Mr Mandelson has taken the spotlight in recent days, appearing for the Government on a range of issues, including the sale of Lord Simon's shares, the Royal Yacht and the inquiry into allegations that Chris Patten leaked details of a secret deal between London and Peking.

Mr Prescott yesterday interrupted the BBC Today programme after hearing a report over breakfast that the trainee priests were being refused entry because of problems over visa clearance. It is understood that he was at Dorneywood, a Government country house, and checked with Downing Street before calling the programme.

The priests, from Africa and Asia, are studying in Belgium and wanted to come to the UK for up to eight weeks for work experience and to act as holiday relief for British priests.

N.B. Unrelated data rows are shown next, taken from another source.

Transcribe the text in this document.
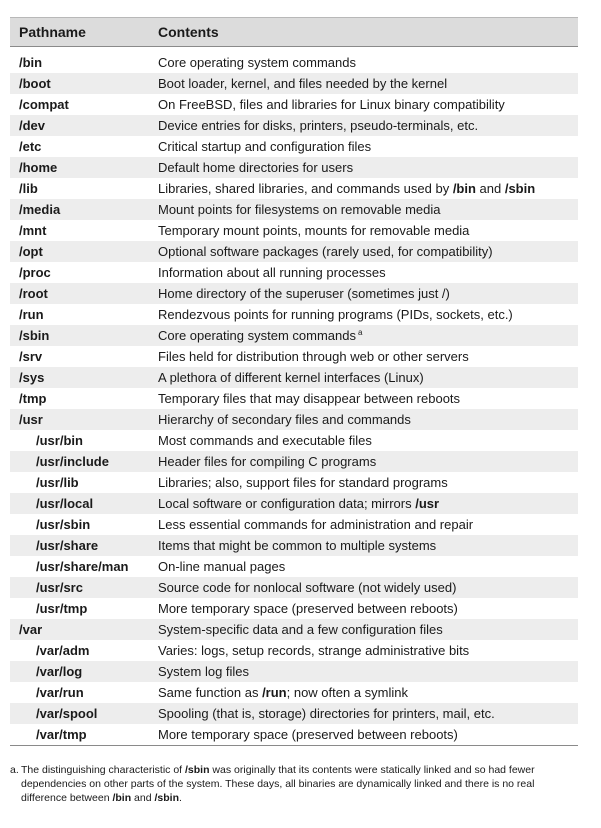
Pathname	Contents
/bin	Core operating system commands
/boot	Boot loader, kernel, and files needed by the kernel
/compat	On FreeBSD, files and libraries for Linux binary compatibility
/dev	Device entries for disks, printers, pseudo-terminals, etc.
/etc	Critical startup and configuration files
/home	Default home directories for users
/lib	Libraries, shared libraries, and commands used by /bin and /sbin
/media	Mount points for filesystems on removable media
/mnt	Temporary mount points, mounts for removable media
/opt	Optional software packages (rarely used, for compatibility)
/proc	Information about all running processes
/root	Home directory of the superuser (sometimes just /)
/run	Rendezvous points for running programs (PIDs, sockets, etc.)
/sbin	Core operating system commands $^a$
/srv	Files held for distribution through web or other servers
/sys	A plethora of different kernel interfaces (Linux)
/tmp	Temporary files that may disappear between reboots
/usr	Hierarchy of secondary files and commands
/usr/bin	Most commands and executable files
/usr/include	Header files for compiling C programs
/usr/lib	Libraries; also, support files for standard programs
/usr/local	Local software or configuration data; mirrors /usr
/usr/sbin	Less essential commands for administration and repair
/usr/share	Items that might be common to multiple systems
/usr/share/man	On-line manual pages
/usr/src	Source code for nonlocal software (not widely used)
/usr/tmp	More temporary space (preserved between reboots)
/var	System-specific data and a few configuration files
/var/adm	Varies: logs, setup records, strange administrative bits
/var/log	System log files
/var/run	Same function as /run; now often a symlink
/var/spool	Spooling (that is, storage) directories for printers, mail, etc.
/var/tmp	More temporary space (preserved between reboots)
a. The distinguishing characteristic of /sbin was originally that its contents were statically linked and so had fewer dependencies on other parts of the system. These days, all binaries are dynamically linked and there is no real difference between /bin and /sbin.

The decision to refuse them entry was described by a London priest as "naive ... stupid ... sheer ignorance ... bad manners ... something they (the authorities) should be ashamed of".

Father Kit Cunningham, of St Ethelreda's, Holborn, in central London, said it was "naive and stupid" on the part of Foreign Office officials to suggest they would overstay their visas.

"The idea is just so ludicrous that these men should come over, get lost, then reappear as tobacconists in Luton. The mind just boggles."

Mr Prescott telephoned the programme and ordered an immediate inquiry at the Foreign Office "There might be a perfectly good reason but I'm not yet satisfied that there is" he said.

"If this story is right, there seems to be a certain amount of injustice. Here's people wanting to come to Britain. University students studying Theology."

The Foreign Office last night said the decision to refuse visas was being "urgently" reviewed by the British consul, who was contacting the trainee priests for more information about the purpose of their visit.

"If, as a result, he is satisfied that their applications now fall within the Immigration Rules, visas will be issued," said a Foreign Office spokesman.

Mr Mandelson, who is running for election to the party's national executive committee at the Party conference in October, will be able to steal back the limelight on Thursday. He is planning to deliver a Fabian Society lecture which will invoke the spirit of Lady Thatcher.

He is expected to say: "We obviously didn't agree with her vision in 1979, but she knew what she wanted to achieve. Tony Blair has got to put in place the same rock-hard determination to tackle the social ills and economic causes of social exclusion."